The same holds true for the chest. Are the nipples the same diameter and located absolutely level with each other? Is there more tissue, and hence more stretched skin, on one side? Does one breast hang slightly lower than the other one? Are the breast contours different and are there adjacent pockets of fat that are different? Again, the minor asymmetries of the chest are what make us look human and not like mannequins.
WHAT ARE SOME UNDERLYING CAUSES OF CHEST ASYMMETRY?
The breasts, which consist of both fat and breast tissue, rest on the foundation of the underlying muscles and skeleton. These foundation tissues may themselves be asymmetric.
Here are some causes of chest asymmetry:
There may be scoliosis (curvature) of the spine
There may be rib cage asymmetries
Your posture may be such that you naturally carry one shoulder lower than the other
One chest muscle may be larger than the other
One chest muscle may never have developed (Poland’s Syndrome)
The attachments of the chest muscle to the rib cage may differ for each side
There may be developmental abnormalities of the breast bone in which portions of it are caved in (pectus excavatum) or rarely just the opposite – jutting out (pectus carinatum)
In essence, one must determine if the foundation upon which your breast lies may be asymmetric to begin with. These conditions are not correctable during routine gynecomastia surgery. In fact, if these conditions are severe, they may require corrective surgery by a general or chest surgeon before any gynecomastia surgery can be performed.

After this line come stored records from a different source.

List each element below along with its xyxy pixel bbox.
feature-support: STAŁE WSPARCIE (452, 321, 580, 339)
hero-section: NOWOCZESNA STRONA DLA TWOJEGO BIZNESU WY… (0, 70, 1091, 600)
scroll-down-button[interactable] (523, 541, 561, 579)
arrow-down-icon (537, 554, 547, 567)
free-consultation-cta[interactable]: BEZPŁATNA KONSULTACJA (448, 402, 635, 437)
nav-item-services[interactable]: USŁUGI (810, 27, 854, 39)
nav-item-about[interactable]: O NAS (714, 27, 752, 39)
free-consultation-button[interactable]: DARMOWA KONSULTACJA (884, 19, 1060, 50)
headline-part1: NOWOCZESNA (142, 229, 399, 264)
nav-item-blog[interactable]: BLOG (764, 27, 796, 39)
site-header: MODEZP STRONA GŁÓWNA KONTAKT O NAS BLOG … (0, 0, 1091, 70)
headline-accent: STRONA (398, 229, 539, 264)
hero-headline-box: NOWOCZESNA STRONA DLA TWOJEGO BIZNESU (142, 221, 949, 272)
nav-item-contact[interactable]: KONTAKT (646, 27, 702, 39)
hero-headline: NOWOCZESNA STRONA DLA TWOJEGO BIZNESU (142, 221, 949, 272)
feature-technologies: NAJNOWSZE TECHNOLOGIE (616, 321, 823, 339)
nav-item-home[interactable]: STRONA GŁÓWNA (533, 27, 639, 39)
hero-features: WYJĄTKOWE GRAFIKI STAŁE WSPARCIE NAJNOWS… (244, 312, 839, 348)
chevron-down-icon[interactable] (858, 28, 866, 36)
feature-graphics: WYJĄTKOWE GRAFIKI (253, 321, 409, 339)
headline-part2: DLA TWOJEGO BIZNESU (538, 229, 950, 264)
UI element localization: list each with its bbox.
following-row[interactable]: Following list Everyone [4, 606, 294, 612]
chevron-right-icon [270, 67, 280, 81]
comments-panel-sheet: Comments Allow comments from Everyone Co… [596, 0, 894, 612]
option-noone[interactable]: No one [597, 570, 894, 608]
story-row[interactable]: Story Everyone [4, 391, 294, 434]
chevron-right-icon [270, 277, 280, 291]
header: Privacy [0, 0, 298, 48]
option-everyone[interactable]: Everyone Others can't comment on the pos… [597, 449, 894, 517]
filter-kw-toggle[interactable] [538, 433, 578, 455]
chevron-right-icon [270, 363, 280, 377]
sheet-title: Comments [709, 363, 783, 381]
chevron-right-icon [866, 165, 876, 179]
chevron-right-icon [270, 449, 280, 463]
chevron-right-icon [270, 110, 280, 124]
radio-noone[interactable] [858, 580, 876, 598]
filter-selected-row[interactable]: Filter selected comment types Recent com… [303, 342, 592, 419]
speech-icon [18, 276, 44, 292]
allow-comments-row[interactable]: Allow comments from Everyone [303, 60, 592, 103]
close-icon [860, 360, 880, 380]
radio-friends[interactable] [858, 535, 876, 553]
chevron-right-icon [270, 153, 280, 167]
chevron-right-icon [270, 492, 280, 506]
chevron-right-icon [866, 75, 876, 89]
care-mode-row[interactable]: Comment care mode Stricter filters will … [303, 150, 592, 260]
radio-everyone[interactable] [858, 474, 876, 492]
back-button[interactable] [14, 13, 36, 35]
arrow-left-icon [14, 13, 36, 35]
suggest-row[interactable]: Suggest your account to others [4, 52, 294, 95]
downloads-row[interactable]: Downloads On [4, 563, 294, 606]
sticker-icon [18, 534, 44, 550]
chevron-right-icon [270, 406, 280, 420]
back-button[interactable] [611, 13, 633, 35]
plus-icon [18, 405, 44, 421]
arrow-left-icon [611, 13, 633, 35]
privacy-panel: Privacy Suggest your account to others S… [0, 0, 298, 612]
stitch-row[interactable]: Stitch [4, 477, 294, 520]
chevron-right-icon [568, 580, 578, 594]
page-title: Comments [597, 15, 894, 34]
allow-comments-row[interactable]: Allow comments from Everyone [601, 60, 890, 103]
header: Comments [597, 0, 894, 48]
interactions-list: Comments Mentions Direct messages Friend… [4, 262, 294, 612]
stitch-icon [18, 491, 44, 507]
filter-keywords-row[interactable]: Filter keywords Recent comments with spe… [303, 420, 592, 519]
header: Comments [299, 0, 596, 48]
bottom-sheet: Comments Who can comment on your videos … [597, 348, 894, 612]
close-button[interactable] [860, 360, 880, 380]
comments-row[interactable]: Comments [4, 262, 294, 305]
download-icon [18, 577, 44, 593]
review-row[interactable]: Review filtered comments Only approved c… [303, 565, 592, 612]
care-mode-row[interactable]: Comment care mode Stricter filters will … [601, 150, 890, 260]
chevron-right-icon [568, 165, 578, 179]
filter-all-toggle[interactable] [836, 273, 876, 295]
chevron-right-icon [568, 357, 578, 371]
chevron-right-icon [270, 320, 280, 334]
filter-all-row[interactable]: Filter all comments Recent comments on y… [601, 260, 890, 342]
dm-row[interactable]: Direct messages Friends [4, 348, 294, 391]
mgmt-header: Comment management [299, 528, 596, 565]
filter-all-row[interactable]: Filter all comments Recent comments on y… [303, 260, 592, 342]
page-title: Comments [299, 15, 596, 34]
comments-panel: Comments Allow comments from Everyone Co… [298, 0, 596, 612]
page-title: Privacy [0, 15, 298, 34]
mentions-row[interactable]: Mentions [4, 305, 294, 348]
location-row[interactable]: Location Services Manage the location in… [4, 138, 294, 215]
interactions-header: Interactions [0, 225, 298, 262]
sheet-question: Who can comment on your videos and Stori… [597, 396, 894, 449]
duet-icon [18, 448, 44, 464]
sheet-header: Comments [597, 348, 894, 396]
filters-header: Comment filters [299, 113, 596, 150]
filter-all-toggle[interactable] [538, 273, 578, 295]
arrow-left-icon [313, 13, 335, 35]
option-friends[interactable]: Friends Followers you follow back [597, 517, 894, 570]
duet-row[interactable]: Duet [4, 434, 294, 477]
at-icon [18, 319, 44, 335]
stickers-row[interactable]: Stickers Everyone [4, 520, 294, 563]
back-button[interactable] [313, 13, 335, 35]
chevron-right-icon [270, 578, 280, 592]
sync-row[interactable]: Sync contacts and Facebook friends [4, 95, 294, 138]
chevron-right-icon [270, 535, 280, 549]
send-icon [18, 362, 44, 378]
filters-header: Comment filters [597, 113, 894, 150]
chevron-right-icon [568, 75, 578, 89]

Once the foundation is ascertained, then examination of the breasts may reveal more tissue on one side, contour differences, nipple differences in size and location, and skin excess which naturally accompanies a larger breast. If there is skin excess on one side, then the anticipated skin tightening may not occur symmetrically, leaving the former larger side with a bit more lax skin.
REALISTIC SURGICAL GOALS
Although the goal of gynecomastia surgery is a trim, contoured and symmetric chest – and this is often achieved — the surgical results may not provide absolutely perfect, mirror-image symmetry. This is due to the myriad of underlying potential sources of asymmetry as outlined above, all of which will impact on the final results. Sometimes successful surgery to remove the overlying breast tissues will then reveal the asymmetries of the foundation of the chest, which were originally masked by the excess overlying tissues.
One additional and uncontrollable factor is Mother Nature. Once appropriate surgery is performed, the patient’s body sets about to heal – and it heals by producing scar tissue. Sometimes it produces more scar tissue on one side than the other. Usually this does not require additional surgery but can be treated with injections of cortisone.
In sum, it is important for a patient to understand and accept that absolute, mirror-image chest symmetry may not be achievable in all cases. On the other hand, what is usually achievable is a normal appearing, trim, contoured masculine chest. And normal, believe it or not, is not absolutely symmetric!